Is there any reason which prevents initializing the number of joints within the init function? https://github.com/ros-industrial/industrial_core/blob/jade-devel/simple_message/include/simple_message/joint_data.h#L88

It could be defaulted to 10 to remain backwards compatible.

gavanderhoorn commented 7 years ago

Technically I don't think there is a reason, but it wouldn't really address the issue of all the (implicit) assumptions in existing robot drivers and user code we don't know about.

Are you looking to increase the max nr of joints like @tstoyanov?

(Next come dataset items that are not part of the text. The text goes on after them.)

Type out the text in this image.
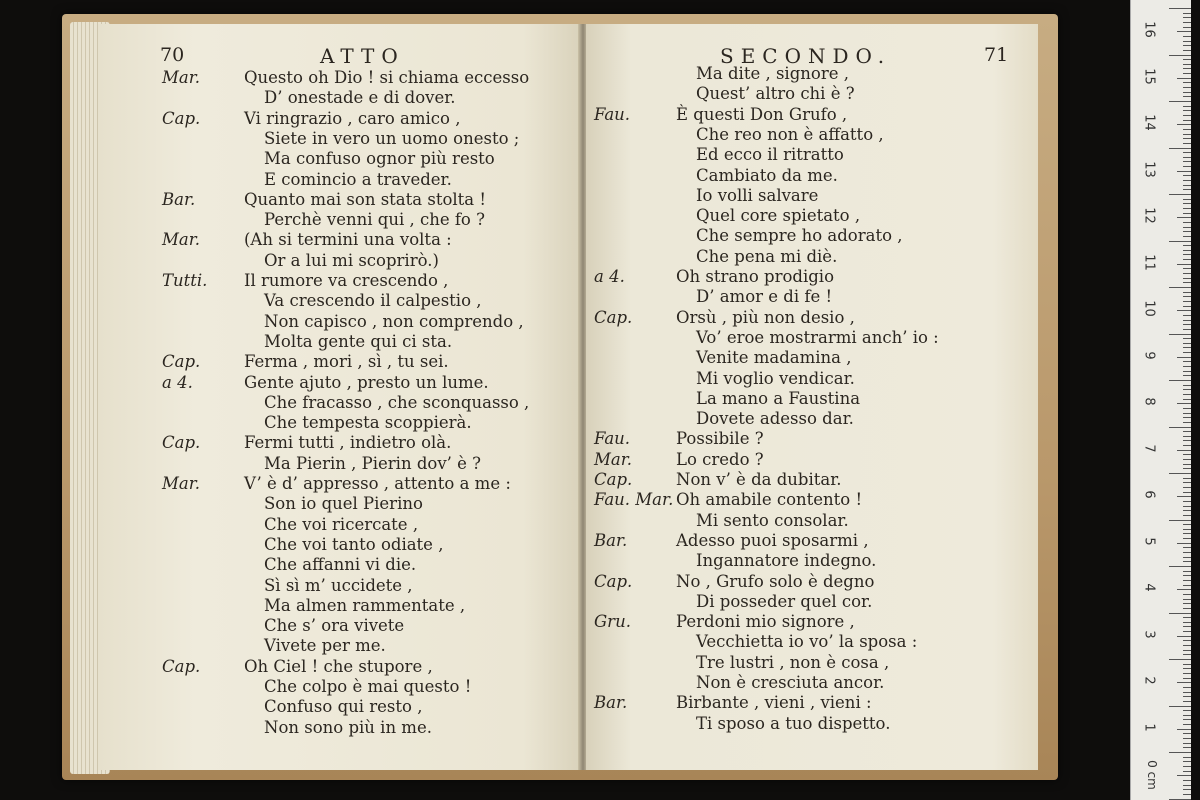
70	ATTO
Mar.	Questo oh Dio ! si chiama eccesso
D’ onestade e di dover.
Cap.	Vi ringrazio , caro amico ,
Siete in vero un uomo onesto ;
Ma confuso ognor più resto
E comincio a traveder.
Bar.	Quanto mai son stata stolta !
Perchè venni qui , che fo ?
Mar.	(Ah si termini una volta :
Or a lui mi scoprirò.)
Tutti. Il rumore va crescendo ,
Va crescendo il calpestio ,
Non capisco , non comprendo ,
Molta gente qui ci sta.
Cap.	Ferma , mori , sì , tu sei.
a 4.	Gente ajuto , presto un lume.
Che fracasso , che sconquasso ,
Che tempesta scoppierà.
Cap.	Fermi tutti , indietro olà.
Ma Pierin , Pierin dov’ è ?
Mar.	V’ è d’ appresso , attento a me :
Son io quel Pierino
Che voi ricercate ,
Che voi tanto odiate ,
Che affanni vi die.
Sì sì m’ uccidete ,
Ma almen rammentate ,
Che s’ ora vivete
Vivete per me.
Cap.	Oh Ciel ! che stupore ,
Che colpo è mai questo !
Confuso qui resto ,
Non sono più in me.
SECONDO.	71
Ma dite , signore ,
Quest’ altro chi è ?
Fau.	È questi Don Grufo ,
Che reo non è affatto ,
Ed ecco il ritratto
Cambiato da me.
Io volli salvare
Quel core spietato ,
Che sempre ho adorato ,
Che pena mi diè.
a 4.	Oh strano prodigio
D’ amor e di fe !
Cap.	Orsù , più non desio ,
Vo’ eroe mostrarmi anch’ io :
Venite madamina ,
Mi voglio vendicar.
La mano a Faustina
Dovete adesso dar.
Fau.	Possibile ?
Mar.	Lo credo ?
Cap.	Non v’ è da dubitar.
Fau. Mar. Oh amabile contento !
Mi sento consolar.
Bar.	Adesso puoi sposarmi ,
Ingannatore indegno.
Cap.	No , Grufo solo è degno
Di posseder quel cor.
Gru.	Perdoni mio signore ,
Vecchietta io vo’ la sposa :
Tre lustri , non è cosa ,
Non è cresciuta ancor.
Bar.	Birbante , vieni , vieni :
Ti sposo a tuo dispetto.
0 cm
16
15
14
13
12
11
10
9
8
7
6
5
4
3
2
1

shaun-edwards commented 7 years ago

@Karsten1987, are you looking to reuse the message or simply compile a ROS-Industrial client that supports more joints?

I originally made it "hard" to change the number of joints because it would cause issues with standard ROS-I serviers on the controllers (as @gavanderhoorn mentioned above). I assumed if anybody wanted to do anything special, they would fork the library as @tstoyanov did. As mentioned above, we'd like to move toward a the dynamically sized message set.

If you are interested in a more flexible robot client, that could be achieved by setting the number of joints by a ROS param (with 10 as the default). This would also require passing the number of joints through several classes.

Karsten1987 commented 7 years ago

@tstoyanov Yes, I have pretty much exactly the same use case. I was more wondering why the simple_message package has the number of joints hardcoded.

As for now, I can live with forking the simple_message and yumi package and apply my modifications locally. Nevertheless, I am looking forward to the dynamically sized message.

gavanderhoorn commented 3 years ago

Seeing as abb_driver is deprecated in favour of abb_robot_driver (which natively supports YuMi and all other ABB robots), I don't see us changing anything in simple_message any more.